All the leading Asian universities, particularly those in China, have a higher ranking than they did last year. Tsinghua University in Beijing rose from 35th to 30th; Peking University has gone from 43rd to 38th; and the University of Hong Kong is now ranked 39th, up three places from last year.

The National University of Singapore has climbed from 27th to 23rd place. The University of Tokyo has maintained its place as the eighth best in the world.

Phil Baty, rankings editor at Times Higher Education magazine, said there was a clear risk that UK universities, other than Oxford and Cambridge, would be “relegated from the premier league …in the eyes of the world, with tangible and sustained damage”.

“Perception is reality and it seems that we are perceived as a fading power,” he said. “Our data provides clear evidence that, in terms of prestige among academics around the world, there is the start of a power shift from the west to the east.”

Academics taking part in the survey have worked in universities for an average of more than 16 years and published several papers.

There are several other league tables of the world’s universities, but this one only ranks institutions on their reputation. Universities are likely to use the rankings to judge how much they should charge in tuition fees.
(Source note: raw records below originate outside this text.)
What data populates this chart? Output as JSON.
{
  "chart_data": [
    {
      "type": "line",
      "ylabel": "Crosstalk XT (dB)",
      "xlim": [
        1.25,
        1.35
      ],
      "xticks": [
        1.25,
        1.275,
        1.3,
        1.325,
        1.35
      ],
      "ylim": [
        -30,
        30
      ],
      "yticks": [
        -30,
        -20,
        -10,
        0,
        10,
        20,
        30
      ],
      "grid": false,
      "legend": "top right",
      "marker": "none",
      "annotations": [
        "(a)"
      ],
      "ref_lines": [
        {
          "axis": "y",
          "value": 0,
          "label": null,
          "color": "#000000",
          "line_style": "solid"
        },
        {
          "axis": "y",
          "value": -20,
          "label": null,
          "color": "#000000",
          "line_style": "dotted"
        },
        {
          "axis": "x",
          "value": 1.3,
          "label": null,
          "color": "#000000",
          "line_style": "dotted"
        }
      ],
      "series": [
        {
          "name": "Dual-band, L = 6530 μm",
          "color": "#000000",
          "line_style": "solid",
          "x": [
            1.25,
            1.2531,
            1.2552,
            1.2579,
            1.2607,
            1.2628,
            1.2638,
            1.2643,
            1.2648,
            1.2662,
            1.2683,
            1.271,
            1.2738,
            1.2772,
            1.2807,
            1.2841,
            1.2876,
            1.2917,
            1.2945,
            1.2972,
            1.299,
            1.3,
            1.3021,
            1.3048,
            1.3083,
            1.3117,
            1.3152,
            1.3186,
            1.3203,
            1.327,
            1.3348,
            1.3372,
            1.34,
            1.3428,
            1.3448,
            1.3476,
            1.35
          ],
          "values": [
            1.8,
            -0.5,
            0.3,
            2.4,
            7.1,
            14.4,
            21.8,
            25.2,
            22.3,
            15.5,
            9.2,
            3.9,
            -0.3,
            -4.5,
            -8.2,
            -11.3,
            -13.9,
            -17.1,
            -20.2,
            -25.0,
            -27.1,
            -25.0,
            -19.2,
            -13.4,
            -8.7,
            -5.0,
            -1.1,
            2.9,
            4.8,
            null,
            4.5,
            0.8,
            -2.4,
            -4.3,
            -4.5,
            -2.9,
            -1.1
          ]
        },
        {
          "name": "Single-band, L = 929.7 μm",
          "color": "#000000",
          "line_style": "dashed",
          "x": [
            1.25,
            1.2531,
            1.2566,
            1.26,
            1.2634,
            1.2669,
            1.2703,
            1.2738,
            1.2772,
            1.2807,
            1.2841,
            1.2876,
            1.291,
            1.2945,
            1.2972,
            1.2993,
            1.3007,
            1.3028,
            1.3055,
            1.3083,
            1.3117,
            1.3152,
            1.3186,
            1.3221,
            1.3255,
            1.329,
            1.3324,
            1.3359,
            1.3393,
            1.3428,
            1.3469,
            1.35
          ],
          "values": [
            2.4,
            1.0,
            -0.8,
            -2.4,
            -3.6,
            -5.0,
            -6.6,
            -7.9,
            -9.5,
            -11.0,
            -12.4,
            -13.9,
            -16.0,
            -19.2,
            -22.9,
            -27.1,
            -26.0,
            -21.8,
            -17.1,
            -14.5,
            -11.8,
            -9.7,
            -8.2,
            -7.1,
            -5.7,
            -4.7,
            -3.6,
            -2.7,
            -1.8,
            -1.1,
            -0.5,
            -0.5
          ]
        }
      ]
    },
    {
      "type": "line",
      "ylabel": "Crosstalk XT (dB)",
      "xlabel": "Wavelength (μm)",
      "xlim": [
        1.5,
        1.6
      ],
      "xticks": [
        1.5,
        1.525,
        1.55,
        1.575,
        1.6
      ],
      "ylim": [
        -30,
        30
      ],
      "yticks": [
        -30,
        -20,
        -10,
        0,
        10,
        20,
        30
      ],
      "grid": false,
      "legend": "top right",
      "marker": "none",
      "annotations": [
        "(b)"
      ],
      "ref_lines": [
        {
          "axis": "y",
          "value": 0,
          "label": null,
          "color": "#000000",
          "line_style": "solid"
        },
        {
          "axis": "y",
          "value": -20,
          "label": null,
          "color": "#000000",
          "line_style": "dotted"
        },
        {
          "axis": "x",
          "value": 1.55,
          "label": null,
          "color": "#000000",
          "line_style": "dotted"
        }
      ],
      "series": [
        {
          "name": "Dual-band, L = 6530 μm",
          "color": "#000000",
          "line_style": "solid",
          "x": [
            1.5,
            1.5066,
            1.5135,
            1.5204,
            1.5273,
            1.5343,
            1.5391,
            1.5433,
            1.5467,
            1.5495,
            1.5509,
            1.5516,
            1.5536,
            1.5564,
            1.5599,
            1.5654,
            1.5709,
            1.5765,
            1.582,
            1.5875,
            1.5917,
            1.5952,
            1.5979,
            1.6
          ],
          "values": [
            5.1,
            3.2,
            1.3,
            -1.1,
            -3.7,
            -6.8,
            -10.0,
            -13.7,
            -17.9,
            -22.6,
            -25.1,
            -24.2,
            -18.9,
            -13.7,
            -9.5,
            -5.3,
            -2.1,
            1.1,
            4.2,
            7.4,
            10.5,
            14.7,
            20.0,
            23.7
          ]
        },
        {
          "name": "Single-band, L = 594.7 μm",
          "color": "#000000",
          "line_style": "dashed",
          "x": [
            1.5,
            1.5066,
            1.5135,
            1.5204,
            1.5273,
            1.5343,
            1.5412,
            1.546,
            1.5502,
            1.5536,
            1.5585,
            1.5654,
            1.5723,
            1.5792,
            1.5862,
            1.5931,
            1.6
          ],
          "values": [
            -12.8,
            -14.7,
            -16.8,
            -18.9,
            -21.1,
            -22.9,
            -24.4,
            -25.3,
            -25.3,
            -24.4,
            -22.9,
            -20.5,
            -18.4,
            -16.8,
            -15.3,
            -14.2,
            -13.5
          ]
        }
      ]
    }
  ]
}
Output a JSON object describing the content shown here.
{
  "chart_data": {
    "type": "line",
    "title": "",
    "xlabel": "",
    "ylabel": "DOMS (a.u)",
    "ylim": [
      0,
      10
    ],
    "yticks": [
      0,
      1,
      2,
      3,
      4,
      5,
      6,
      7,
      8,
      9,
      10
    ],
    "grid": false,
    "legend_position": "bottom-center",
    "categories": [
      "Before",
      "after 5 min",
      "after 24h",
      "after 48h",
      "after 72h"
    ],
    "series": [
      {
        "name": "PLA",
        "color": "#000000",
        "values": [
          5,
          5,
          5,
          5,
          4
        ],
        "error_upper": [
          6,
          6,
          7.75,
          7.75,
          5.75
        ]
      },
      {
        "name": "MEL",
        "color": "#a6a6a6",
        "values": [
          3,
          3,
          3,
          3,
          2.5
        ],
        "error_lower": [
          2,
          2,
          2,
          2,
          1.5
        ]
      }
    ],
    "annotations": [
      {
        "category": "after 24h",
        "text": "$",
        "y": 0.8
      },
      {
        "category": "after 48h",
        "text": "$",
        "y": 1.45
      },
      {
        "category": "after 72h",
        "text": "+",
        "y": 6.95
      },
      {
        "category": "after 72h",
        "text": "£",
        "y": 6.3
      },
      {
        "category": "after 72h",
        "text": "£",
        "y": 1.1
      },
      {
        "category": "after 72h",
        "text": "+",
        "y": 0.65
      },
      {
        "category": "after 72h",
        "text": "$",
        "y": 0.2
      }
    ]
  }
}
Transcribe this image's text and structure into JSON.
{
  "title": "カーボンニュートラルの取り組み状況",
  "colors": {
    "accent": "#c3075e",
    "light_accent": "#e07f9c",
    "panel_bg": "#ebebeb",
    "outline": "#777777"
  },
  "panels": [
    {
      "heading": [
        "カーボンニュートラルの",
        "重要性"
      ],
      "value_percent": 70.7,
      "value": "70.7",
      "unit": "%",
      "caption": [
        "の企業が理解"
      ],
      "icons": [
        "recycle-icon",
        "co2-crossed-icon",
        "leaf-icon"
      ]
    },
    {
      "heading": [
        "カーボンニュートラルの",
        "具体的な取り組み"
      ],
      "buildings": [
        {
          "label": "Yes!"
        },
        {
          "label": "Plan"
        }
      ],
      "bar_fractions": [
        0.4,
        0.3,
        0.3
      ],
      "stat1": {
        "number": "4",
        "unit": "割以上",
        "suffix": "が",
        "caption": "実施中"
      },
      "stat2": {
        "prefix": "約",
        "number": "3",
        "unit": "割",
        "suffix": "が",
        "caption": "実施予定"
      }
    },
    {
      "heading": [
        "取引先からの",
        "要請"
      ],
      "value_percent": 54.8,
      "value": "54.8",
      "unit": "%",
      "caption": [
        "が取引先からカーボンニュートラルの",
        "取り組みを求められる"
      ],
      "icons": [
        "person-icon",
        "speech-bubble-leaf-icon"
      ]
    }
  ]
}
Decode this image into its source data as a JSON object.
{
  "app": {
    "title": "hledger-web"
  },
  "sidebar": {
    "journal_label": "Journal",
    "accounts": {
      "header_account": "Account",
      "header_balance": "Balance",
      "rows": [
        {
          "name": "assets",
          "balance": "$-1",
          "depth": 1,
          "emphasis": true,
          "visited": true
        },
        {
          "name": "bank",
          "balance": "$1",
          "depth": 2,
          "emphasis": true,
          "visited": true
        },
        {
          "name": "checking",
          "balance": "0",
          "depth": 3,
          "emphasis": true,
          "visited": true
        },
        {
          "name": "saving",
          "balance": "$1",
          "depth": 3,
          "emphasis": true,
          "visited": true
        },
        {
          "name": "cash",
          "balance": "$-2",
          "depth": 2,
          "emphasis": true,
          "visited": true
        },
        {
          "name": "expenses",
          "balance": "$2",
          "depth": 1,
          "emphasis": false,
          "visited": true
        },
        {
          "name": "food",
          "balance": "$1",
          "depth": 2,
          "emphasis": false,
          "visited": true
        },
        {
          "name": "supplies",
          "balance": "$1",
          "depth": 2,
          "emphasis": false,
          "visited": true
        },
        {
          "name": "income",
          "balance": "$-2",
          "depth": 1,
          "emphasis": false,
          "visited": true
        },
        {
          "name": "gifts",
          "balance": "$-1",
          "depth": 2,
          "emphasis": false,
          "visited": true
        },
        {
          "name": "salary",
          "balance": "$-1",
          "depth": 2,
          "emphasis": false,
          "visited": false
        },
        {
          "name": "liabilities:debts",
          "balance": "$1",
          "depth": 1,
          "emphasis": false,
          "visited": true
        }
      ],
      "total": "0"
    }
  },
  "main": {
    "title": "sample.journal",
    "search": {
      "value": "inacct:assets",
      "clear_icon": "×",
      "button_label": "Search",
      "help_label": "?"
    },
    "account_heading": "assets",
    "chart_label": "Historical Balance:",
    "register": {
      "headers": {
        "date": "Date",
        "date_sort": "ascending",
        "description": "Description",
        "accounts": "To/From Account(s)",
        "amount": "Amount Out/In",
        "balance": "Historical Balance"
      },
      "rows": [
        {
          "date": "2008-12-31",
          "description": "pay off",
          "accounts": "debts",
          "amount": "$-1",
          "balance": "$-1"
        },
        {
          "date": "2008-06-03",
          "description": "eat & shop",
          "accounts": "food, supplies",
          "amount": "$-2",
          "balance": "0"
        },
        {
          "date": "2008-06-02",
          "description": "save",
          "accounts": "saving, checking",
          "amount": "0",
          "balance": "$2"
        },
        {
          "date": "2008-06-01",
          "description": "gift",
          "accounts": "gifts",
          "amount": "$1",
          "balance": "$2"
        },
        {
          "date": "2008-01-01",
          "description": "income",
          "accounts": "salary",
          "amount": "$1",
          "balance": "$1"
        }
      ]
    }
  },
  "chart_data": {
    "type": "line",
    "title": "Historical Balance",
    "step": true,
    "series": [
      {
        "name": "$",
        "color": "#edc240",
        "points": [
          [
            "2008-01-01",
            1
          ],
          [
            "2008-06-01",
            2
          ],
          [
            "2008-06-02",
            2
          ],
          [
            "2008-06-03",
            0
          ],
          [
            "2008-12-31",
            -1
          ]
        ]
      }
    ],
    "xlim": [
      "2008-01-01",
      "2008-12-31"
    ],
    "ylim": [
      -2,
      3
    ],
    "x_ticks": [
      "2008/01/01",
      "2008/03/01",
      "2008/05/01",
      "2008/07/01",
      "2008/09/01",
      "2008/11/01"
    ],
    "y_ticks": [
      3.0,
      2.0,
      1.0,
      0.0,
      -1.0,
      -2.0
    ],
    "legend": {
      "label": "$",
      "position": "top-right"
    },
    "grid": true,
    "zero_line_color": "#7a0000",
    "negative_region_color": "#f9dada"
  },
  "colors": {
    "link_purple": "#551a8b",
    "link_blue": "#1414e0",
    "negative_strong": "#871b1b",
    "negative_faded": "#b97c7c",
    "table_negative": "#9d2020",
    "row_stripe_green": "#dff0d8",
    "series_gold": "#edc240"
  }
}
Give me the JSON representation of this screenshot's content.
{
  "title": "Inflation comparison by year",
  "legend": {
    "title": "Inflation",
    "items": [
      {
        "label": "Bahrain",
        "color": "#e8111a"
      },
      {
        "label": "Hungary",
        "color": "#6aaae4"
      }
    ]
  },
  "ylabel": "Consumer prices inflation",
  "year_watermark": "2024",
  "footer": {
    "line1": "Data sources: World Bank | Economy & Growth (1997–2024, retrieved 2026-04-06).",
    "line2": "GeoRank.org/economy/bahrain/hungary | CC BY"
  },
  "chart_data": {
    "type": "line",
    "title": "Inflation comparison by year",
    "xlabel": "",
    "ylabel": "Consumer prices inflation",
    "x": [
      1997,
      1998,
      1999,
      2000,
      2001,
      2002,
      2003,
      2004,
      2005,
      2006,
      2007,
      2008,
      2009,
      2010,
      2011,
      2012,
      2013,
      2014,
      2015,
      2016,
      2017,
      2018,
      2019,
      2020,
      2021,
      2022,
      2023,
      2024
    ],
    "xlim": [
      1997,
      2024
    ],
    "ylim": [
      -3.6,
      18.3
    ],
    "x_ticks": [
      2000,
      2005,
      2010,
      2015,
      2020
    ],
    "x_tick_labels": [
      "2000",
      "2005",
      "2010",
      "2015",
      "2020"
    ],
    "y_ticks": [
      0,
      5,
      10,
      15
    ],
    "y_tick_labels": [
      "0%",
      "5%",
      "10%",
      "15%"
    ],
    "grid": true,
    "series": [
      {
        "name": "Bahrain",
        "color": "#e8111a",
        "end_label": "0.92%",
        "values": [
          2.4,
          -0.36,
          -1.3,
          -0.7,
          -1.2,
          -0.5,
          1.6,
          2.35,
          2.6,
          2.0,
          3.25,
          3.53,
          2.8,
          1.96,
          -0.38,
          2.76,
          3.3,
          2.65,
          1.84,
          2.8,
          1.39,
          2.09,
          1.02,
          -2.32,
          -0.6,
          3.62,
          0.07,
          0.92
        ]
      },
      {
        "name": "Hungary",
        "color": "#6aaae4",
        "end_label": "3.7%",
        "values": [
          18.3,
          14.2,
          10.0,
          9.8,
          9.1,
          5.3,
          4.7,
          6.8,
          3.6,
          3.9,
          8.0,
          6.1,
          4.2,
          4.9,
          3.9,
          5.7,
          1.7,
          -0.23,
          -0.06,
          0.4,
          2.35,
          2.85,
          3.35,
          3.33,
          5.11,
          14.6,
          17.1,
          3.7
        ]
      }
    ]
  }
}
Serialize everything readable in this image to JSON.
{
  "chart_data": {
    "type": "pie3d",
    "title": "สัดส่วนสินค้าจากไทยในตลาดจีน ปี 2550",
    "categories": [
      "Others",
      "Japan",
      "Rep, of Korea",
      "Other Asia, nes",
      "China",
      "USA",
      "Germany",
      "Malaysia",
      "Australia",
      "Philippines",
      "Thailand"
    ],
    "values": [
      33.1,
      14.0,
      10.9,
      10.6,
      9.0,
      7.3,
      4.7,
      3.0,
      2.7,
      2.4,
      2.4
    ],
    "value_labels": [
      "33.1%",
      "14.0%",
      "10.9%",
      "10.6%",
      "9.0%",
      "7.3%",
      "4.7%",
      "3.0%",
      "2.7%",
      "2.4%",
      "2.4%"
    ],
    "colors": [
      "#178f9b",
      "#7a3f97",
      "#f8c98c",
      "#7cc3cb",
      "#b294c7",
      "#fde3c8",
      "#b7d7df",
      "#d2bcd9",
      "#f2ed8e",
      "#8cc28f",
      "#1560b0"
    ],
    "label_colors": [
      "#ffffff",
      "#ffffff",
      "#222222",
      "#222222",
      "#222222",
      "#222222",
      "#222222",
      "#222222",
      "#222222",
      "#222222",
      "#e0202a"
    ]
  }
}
Shabana Mahmood, the shadow minister for higher education, said:“While it is a sign of our strength that the UK is one of only four countries represented in the top 20 universities in the world, the government should sit up and take note of the relative decline of UK institutions compared to those in Europe, the far east and Australia.

“This is symptomatic of the chaos and confusion being created by the government as a result of their rapid changes to higher education. Trebling tuition fees and cutting funding to universities has damaged the promise of Britain and this has been reflected around the world.”